System.out.println(student[j][k].getName());
System.out.println(student[j][k].getAverage());

System.out.println(j+","+k);
k++;
}
}
}

}

private void generateReport(){
System.out.println("Progress Report \n");
for(int i = 0 ;i<=sec.length;i++)
{
System.out.println("Section " +(i+1));
for(int j = 0; j<=sec[i];j++)
{
System.out.println(student[i][j].getName() + " " + student[i][j].getAverage() + " " + student[i][j].getGrade());
}
}
}
}

I get this output:
Code:
Johnson
90.6
A
0,0
Aniston
81.2
B
0,1
Cooper
82.2
B
0,2
Gupta
72.2
C
0,3
Blair
52.2
F
0,4
Clark
59.2
F
1,0
Kennedy
63.4
D
1,1
Bronson
90.0
A
1,2
Sunny
84.8
B
1,3
Smith
75.4
C
1,4
Diana
68.8
D
1,5
Progress Report

Section 1
Johnson 90.6 A
at ProgressReport.generateReport(ProgressReport.java:117)
at ProgressReport.<init>(ProgressReport.java:18)
at Lab1A.main(Lab1A.java:6)
Everything works greatly as I'm filling the array initially.
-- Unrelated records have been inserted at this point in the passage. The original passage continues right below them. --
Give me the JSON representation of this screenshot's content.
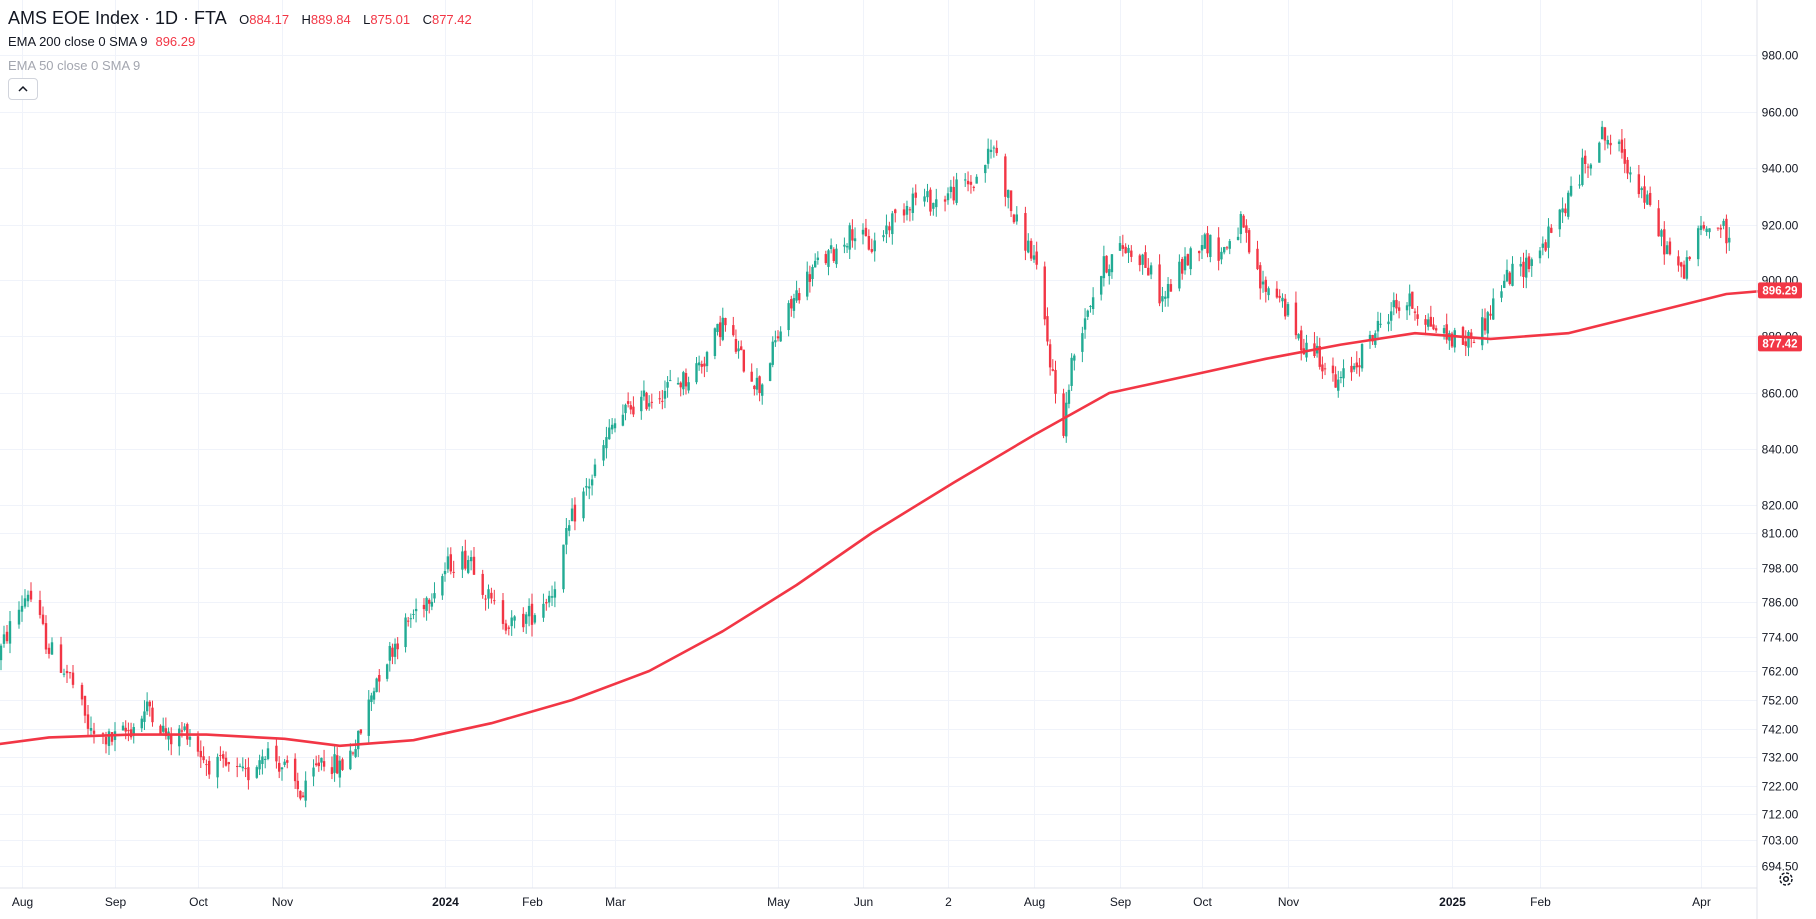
{
  "header": {
    "symbol": "AMS EOE Index · 1D · FTA",
    "ohlc": [
      {
        "label": "O",
        "value": "884.17"
      },
      {
        "label": "H",
        "value": "889.84"
      },
      {
        "label": "L",
        "value": "875.01"
      },
      {
        "label": "C",
        "value": "877.42"
      }
    ],
    "indicator_1": {
      "label": "EMA 200 close 0 SMA 9",
      "value": "896.29"
    },
    "indicator_2": {
      "label": "EMA 50 close 0 SMA 9"
    }
  },
  "icons": {
    "collapse": "chevron-up-icon",
    "settings": "gear-icon"
  },
  "colors": {
    "up": "#22ab94",
    "down": "#f23645",
    "ema": "#f23645",
    "grid": "#f0f3fa",
    "text": "#131722"
  },
  "chart_data": {
    "type": "candlestick",
    "y_axis": {
      "side": "right",
      "ticks": [
        "980.00",
        "960.00",
        "940.00",
        "920.00",
        "900.00",
        "880.00",
        "860.00",
        "840.00",
        "820.00",
        "810.00",
        "798.00",
        "786.00",
        "774.00",
        "762.00",
        "752.00",
        "742.00",
        "732.00",
        "722.00",
        "712.00",
        "703.00",
        "694.50"
      ]
    },
    "x_axis": {
      "ticks": [
        "Aug",
        "Sep",
        "Oct",
        "Nov",
        "2024",
        "Feb",
        "Mar",
        "May",
        "Jun",
        "2",
        "Aug",
        "Sep",
        "Oct",
        "Nov",
        "2025",
        "Feb",
        "Apr"
      ]
    },
    "price_labels": [
      {
        "series": "EMA 200",
        "value": "896.29"
      },
      {
        "series": "Close",
        "value": "877.42"
      }
    ],
    "close_path": [
      [
        "2023-07-20",
        756
      ],
      [
        "2023-07-27",
        775
      ],
      [
        "2023-08-03",
        790
      ],
      [
        "2023-08-10",
        770
      ],
      [
        "2023-08-17",
        760
      ],
      [
        "2023-08-24",
        740
      ],
      [
        "2023-08-31",
        738
      ],
      [
        "2023-09-07",
        742
      ],
      [
        "2023-09-14",
        750
      ],
      [
        "2023-09-21",
        738
      ],
      [
        "2023-09-28",
        742
      ],
      [
        "2023-10-05",
        730
      ],
      [
        "2023-10-12",
        728
      ],
      [
        "2023-10-19",
        725
      ],
      [
        "2023-10-26",
        735
      ],
      [
        "2023-11-02",
        728
      ],
      [
        "2023-11-09",
        718
      ],
      [
        "2023-11-16",
        732
      ],
      [
        "2023-11-23",
        728
      ],
      [
        "2023-11-30",
        738
      ],
      [
        "2023-12-07",
        760
      ],
      [
        "2023-12-14",
        772
      ],
      [
        "2023-12-21",
        782
      ],
      [
        "2023-12-28",
        790
      ],
      [
        "2024-01-04",
        800
      ],
      [
        "2024-01-11",
        802
      ],
      [
        "2024-01-18",
        785
      ],
      [
        "2024-01-25",
        778
      ],
      [
        "2024-02-01",
        782
      ],
      [
        "2024-02-08",
        790
      ],
      [
        "2024-02-15",
        815
      ],
      [
        "2024-02-22",
        830
      ],
      [
        "2024-02-29",
        848
      ],
      [
        "2024-03-07",
        855
      ],
      [
        "2024-03-14",
        858
      ],
      [
        "2024-03-21",
        862
      ],
      [
        "2024-03-28",
        865
      ],
      [
        "2024-04-04",
        872
      ],
      [
        "2024-04-11",
        885
      ],
      [
        "2024-04-18",
        872
      ],
      [
        "2024-04-25",
        862
      ],
      [
        "2024-05-02",
        880
      ],
      [
        "2024-05-09",
        895
      ],
      [
        "2024-05-16",
        905
      ],
      [
        "2024-05-23",
        910
      ],
      [
        "2024-05-30",
        918
      ],
      [
        "2024-06-06",
        912
      ],
      [
        "2024-06-13",
        922
      ],
      [
        "2024-06-20",
        930
      ],
      [
        "2024-06-27",
        928
      ],
      [
        "2024-07-04",
        932
      ],
      [
        "2024-07-11",
        935
      ],
      [
        "2024-07-18",
        948
      ],
      [
        "2024-07-25",
        922
      ],
      [
        "2024-08-01",
        908
      ],
      [
        "2024-08-06",
        878
      ],
      [
        "2024-08-09",
        860
      ],
      [
        "2024-08-12",
        848
      ],
      [
        "2024-08-15",
        870
      ],
      [
        "2024-08-20",
        888
      ],
      [
        "2024-08-27",
        905
      ],
      [
        "2024-09-03",
        912
      ],
      [
        "2024-09-10",
        908
      ],
      [
        "2024-09-17",
        893
      ],
      [
        "2024-09-24",
        905
      ],
      [
        "2024-10-01",
        915
      ],
      [
        "2024-10-08",
        910
      ],
      [
        "2024-10-15",
        920
      ],
      [
        "2024-10-22",
        898
      ],
      [
        "2024-10-29",
        895
      ],
      [
        "2024-11-05",
        878
      ],
      [
        "2024-11-12",
        875
      ],
      [
        "2024-11-19",
        862
      ],
      [
        "2024-11-26",
        870
      ],
      [
        "2024-12-03",
        880
      ],
      [
        "2024-12-10",
        890
      ],
      [
        "2024-12-17",
        892
      ],
      [
        "2024-12-24",
        885
      ],
      [
        "2024-12-31",
        880
      ],
      [
        "2025-01-07",
        878
      ],
      [
        "2025-01-14",
        885
      ],
      [
        "2025-01-21",
        900
      ],
      [
        "2025-01-28",
        905
      ],
      [
        "2025-02-04",
        912
      ],
      [
        "2025-02-11",
        925
      ],
      [
        "2025-02-18",
        940
      ],
      [
        "2025-02-25",
        952
      ],
      [
        "2025-03-04",
        945
      ],
      [
        "2025-03-11",
        932
      ],
      [
        "2025-03-18",
        915
      ],
      [
        "2025-03-25",
        902
      ],
      [
        "2025-04-01",
        918
      ],
      [
        "2025-04-08",
        920
      ],
      [
        "2025-04-15",
        905
      ],
      [
        "2025-04-22",
        884
      ],
      [
        "2025-04-25",
        877.42
      ]
    ],
    "ema_200": [
      [
        "2023-07-20",
        736
      ],
      [
        "2023-08-10",
        739
      ],
      [
        "2023-09-07",
        740
      ],
      [
        "2023-10-05",
        740
      ],
      [
        "2023-11-02",
        738.5
      ],
      [
        "2023-11-23",
        736
      ],
      [
        "2023-12-21",
        738
      ],
      [
        "2024-01-18",
        744
      ],
      [
        "2024-02-15",
        752
      ],
      [
        "2024-03-14",
        762
      ],
      [
        "2024-04-11",
        776
      ],
      [
        "2024-05-09",
        792
      ],
      [
        "2024-06-06",
        810
      ],
      [
        "2024-07-04",
        828
      ],
      [
        "2024-08-01",
        845
      ],
      [
        "2024-08-29",
        860
      ],
      [
        "2024-09-26",
        866
      ],
      [
        "2024-10-24",
        872
      ],
      [
        "2024-11-21",
        877
      ],
      [
        "2024-12-19",
        881
      ],
      [
        "2025-01-16",
        879
      ],
      [
        "2025-02-13",
        881
      ],
      [
        "2025-03-13",
        888
      ],
      [
        "2025-04-10",
        895
      ],
      [
        "2025-04-25",
        896.29
      ]
    ]
  }
}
I get everything exactly as it should be, including the indices of the student. However, I am getting null pointer exception when I try to access students[0][1].getName(). Not 0,0 . Only for this 0,1. However, if you look up, I am filling students[0][1] with a student with name Aniston, average 81.2, grade B.

Gold Member
... It's filling properly, but somewhere I'm overriding (0,1)-(0,5)
via the variable explorer and some breakpoints...

Gold Member
Ok, I found it. I was resetting k to zero, and then cloning, for kk < k, so switching to kk <sec[jj] fixed my issue.

Gold Member
On a somewhat unrelated note, does anyone know how I can swap the position of "outline" and "variables" in eclipse Neon? Currently, outline appears on the rhs, and variables likes to be on the top. I would rather have variables on the side, so I can minimize outline and have my actual code be large vertically, on the LHS and my variables large on the RHS.